Sickle Cell Anaemia Victims Cry For Help

Tribal people in India's Chhattisgarh state are the worst sufferers of  Sickle Cell Anaemia. Bhan Sahu's 13-year-old daughter, Rani, has Sickle Cell Anaemia. It is a disease caused by inherited abnormal haemoglobin and has no widely certified cure. More than 50% of affected children die before they are five years old, and many others die in their youth. "I didn't even know what it was until I took my daughter to the hospital. She was breathing hard and she couldn't play, she was always tired. So we took her, and the doctor said she had SCA," Bhan Sahu said. Sickle Cell Anaemia is prevalent amongst the socially and economically weak in tropical regions where malaria is common, and a large percentage of the tribal populations in many northern Indian states carry the gene. Prevalence of the disease in Bhan Sahu's area is as high as 30%. In 2004 the state government was forced to direct all government hospitals to make it compulsory to screen blood samples for the fatal disease because it was discovered that about 3.5 million people were suffering in Chhattisgarh alone.
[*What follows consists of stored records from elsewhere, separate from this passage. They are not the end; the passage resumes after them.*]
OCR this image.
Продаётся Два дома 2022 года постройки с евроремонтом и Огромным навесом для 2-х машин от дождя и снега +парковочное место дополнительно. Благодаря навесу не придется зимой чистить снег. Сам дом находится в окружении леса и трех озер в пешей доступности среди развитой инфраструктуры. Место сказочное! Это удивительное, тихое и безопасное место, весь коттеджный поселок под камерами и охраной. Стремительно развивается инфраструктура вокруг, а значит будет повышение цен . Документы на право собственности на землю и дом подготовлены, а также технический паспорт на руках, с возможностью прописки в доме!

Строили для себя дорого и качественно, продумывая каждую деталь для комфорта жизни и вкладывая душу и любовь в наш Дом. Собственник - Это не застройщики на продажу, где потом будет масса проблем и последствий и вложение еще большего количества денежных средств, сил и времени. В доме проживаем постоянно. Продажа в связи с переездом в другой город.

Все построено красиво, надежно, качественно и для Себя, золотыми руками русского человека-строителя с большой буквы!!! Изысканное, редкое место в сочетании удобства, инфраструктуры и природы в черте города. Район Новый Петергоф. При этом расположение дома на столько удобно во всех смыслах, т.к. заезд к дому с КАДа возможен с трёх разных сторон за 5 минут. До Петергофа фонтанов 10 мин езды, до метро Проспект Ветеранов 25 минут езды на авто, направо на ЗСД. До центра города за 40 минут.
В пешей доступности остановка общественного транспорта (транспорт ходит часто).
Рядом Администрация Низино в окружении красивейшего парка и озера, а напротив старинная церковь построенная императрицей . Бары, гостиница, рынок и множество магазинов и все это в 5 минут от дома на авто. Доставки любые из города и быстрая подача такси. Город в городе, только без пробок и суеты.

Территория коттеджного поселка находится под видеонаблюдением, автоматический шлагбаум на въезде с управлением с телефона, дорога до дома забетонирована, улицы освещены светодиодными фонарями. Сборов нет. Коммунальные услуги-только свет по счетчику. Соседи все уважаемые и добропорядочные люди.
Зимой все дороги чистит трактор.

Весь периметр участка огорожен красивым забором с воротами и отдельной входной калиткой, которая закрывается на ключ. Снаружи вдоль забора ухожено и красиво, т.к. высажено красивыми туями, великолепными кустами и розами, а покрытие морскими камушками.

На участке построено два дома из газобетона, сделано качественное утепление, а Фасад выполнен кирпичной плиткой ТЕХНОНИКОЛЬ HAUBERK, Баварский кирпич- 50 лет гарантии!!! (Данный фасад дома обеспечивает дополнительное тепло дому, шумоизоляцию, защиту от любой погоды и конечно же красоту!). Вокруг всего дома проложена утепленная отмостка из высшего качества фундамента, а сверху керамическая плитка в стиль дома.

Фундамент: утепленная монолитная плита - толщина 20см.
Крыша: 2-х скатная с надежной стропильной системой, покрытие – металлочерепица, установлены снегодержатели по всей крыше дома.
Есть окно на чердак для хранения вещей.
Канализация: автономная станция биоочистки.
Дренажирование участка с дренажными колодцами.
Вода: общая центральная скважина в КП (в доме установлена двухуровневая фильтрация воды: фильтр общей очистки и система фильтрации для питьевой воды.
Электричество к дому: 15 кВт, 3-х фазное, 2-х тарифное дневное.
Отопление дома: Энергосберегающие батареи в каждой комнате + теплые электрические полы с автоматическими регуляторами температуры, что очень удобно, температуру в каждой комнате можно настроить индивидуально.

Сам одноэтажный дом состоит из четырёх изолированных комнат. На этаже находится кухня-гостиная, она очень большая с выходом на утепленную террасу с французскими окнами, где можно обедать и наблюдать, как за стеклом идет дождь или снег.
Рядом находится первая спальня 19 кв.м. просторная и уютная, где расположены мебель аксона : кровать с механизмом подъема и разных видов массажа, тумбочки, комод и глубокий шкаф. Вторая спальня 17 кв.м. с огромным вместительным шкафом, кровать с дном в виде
Bhan Sahu says that despite other concentrated efforts to keep the disease under control, remote rural communities such as those in Rajnangaon are unaware that they are carriers of SCA, and that they can pass it on to their children. "Rani takes medication and she's doing alright now. I don't have SCA but my late husband (he died from a heart attack) might have had it," Bhan Sahu told us. We asked her whether she had thought about the future, when it is time for her daughter to marry and have children. "She's still young. When she grows up we will check her status again. I want her to get married...but it is not a must that she has children. This is the only way this disease will stop."